Hoe zul je je nu gaan gedragen?
©Hans Weevers; Veelkleurig, Wageningen, augustus 2009
8
9 belemmerende gedachten en sociale vaardigheden Belemmerende gedachten kunnen je belemmeren in je sociale vaardigheden. Ze beïnvloeden de interpretatie van je waarneming. Ze kunnen je belemmeren om vragen te stellen, in het onderhouden van een relatie en het aangaan van een contact. Belemmerende gedachten leiden tot allerlei uitvluchten om niet op te komen voor je zelf. Ze kunnen er ook toe leiden dat je kleine irritaties steeds maar weer opkropt, met het gevaar dat je op een bepaald moment ontploft en al je irritaties er uit gooit. Ze kunnen er toe leiden dat je van alles gaat invullen voor anderen of dat je problemen van anderen gaat zitten oplossen.

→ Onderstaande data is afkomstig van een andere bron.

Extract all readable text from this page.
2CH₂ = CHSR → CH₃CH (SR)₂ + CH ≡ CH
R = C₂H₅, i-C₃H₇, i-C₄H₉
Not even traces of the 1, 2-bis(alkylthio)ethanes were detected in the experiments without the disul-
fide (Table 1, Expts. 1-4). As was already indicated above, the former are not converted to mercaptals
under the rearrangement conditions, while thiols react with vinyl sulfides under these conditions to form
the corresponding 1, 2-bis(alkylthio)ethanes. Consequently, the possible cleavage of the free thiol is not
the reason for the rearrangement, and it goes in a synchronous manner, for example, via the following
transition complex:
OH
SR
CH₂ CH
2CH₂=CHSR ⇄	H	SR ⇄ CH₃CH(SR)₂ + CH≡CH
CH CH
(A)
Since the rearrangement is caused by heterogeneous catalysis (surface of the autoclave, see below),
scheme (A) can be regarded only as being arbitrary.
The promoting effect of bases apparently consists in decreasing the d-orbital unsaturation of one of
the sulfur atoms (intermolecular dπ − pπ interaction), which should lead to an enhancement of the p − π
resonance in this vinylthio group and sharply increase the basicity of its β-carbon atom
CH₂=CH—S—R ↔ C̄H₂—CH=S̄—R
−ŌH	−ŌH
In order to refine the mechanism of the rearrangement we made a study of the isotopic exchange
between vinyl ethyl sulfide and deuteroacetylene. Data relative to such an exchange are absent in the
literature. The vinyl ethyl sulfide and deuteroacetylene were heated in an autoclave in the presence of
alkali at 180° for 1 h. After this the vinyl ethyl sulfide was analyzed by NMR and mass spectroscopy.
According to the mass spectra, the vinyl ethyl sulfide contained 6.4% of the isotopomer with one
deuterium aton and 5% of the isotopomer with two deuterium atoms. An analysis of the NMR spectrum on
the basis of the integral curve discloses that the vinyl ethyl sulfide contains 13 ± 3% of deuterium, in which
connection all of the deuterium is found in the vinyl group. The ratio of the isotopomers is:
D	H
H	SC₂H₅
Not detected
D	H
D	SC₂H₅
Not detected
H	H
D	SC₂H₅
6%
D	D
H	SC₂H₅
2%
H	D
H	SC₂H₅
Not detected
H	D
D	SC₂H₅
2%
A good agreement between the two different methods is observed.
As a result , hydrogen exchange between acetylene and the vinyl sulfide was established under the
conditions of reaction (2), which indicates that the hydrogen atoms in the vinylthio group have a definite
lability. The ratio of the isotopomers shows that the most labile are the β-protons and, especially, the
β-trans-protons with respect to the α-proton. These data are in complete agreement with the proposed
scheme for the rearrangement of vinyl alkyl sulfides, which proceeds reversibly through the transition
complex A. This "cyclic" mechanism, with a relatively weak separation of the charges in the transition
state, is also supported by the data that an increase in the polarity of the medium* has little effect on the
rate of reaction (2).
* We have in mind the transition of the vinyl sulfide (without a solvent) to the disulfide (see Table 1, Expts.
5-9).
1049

10 een werkzame maar beperkte methode In dit artikel zijn de principes van de cognitieve therapie op een eenvoudige manier uitgelegd. De cognitieve therapie is een werkzame methode die veel wordt toegepast. Het is echter ook een beperkte methode (zoals elke methode dat is). De kracht van de cognitieve therapie zit ‘m in het afstand leren nemen van emoties die je (enigszins) overspoelen. De beperking zit ‘m erin dat emoties voornamelijk als afgeleide van gedachten worden gezien. Waar de cognitieve therapie niet bij stil staat is de noodzaak gevoelens te erkennen; om ze zonder waarde-oordeel op te merken; om ze er te laten zijn, zoals ze er zijn; om te luisteren naar de signalen die ze geven, want ze komen op voor jouw belangen; om ze op een gepaste manier te uiten. Kortom: aan de beweging naar het gevoel toe, wordt voorbij gegaan. Binnen de cognitieve therapie wordt ook erkent, dat diepzittende overtuigingen gevormd zijn door ervaringen uit het verleden. Nu kun je rationeel wel bedenken dat die overtuigingen nu niet meer helpend zijn, maar daarmee zijn de samenhangende gevoelens nog niet weg. Ook deze oude gevoelens vragen om erkenning. Iets waar de cognitieve therapie aan voorbij gaat. De kracht van de cognitieve therapie is wel weer, dat ze je kan behoeden om met het erkennen van (oude) gevoelens niet tegelijk belemmerende gedachten te bekrachtigen. We geven een voorbeeld: Iemand wordt overspoeld door gevoelens van zelfmedelijden en afwijzing omdat hij niet wordt gevraagd voor een vacante functie. De cognitieve therapie kan helpen om de onderliggende overtuiging ‘niemand geeft mij erkenning’ op te sporen en om te buigen in ‘mijn leidinggevende vindt kennelijk dat ik op dit moment voor deze functie minder geschikt ben dan een ander’. Vervolgens is het wel goed om erkenning te geven aan de gevoelens van zelfmedelijden en afwijzing en te luisteren naar de onderliggende behoefte aan erkenning. Vervolgens kun je handen en voeten geven aan dat belang: Wat kan ik doen om wel erkenning te krijgen? Heb ik mijn leidinggevende voldoende duidelijk gemaakt wat mijn kwaliteiten zijn? Vervolgens is het ook goed om erkenning te geven aan oude gevoelens van afwijzing. Bijvoorbeeld dat je vroeger op school nauwelijks werd uitgenodigd voor verjaardagen.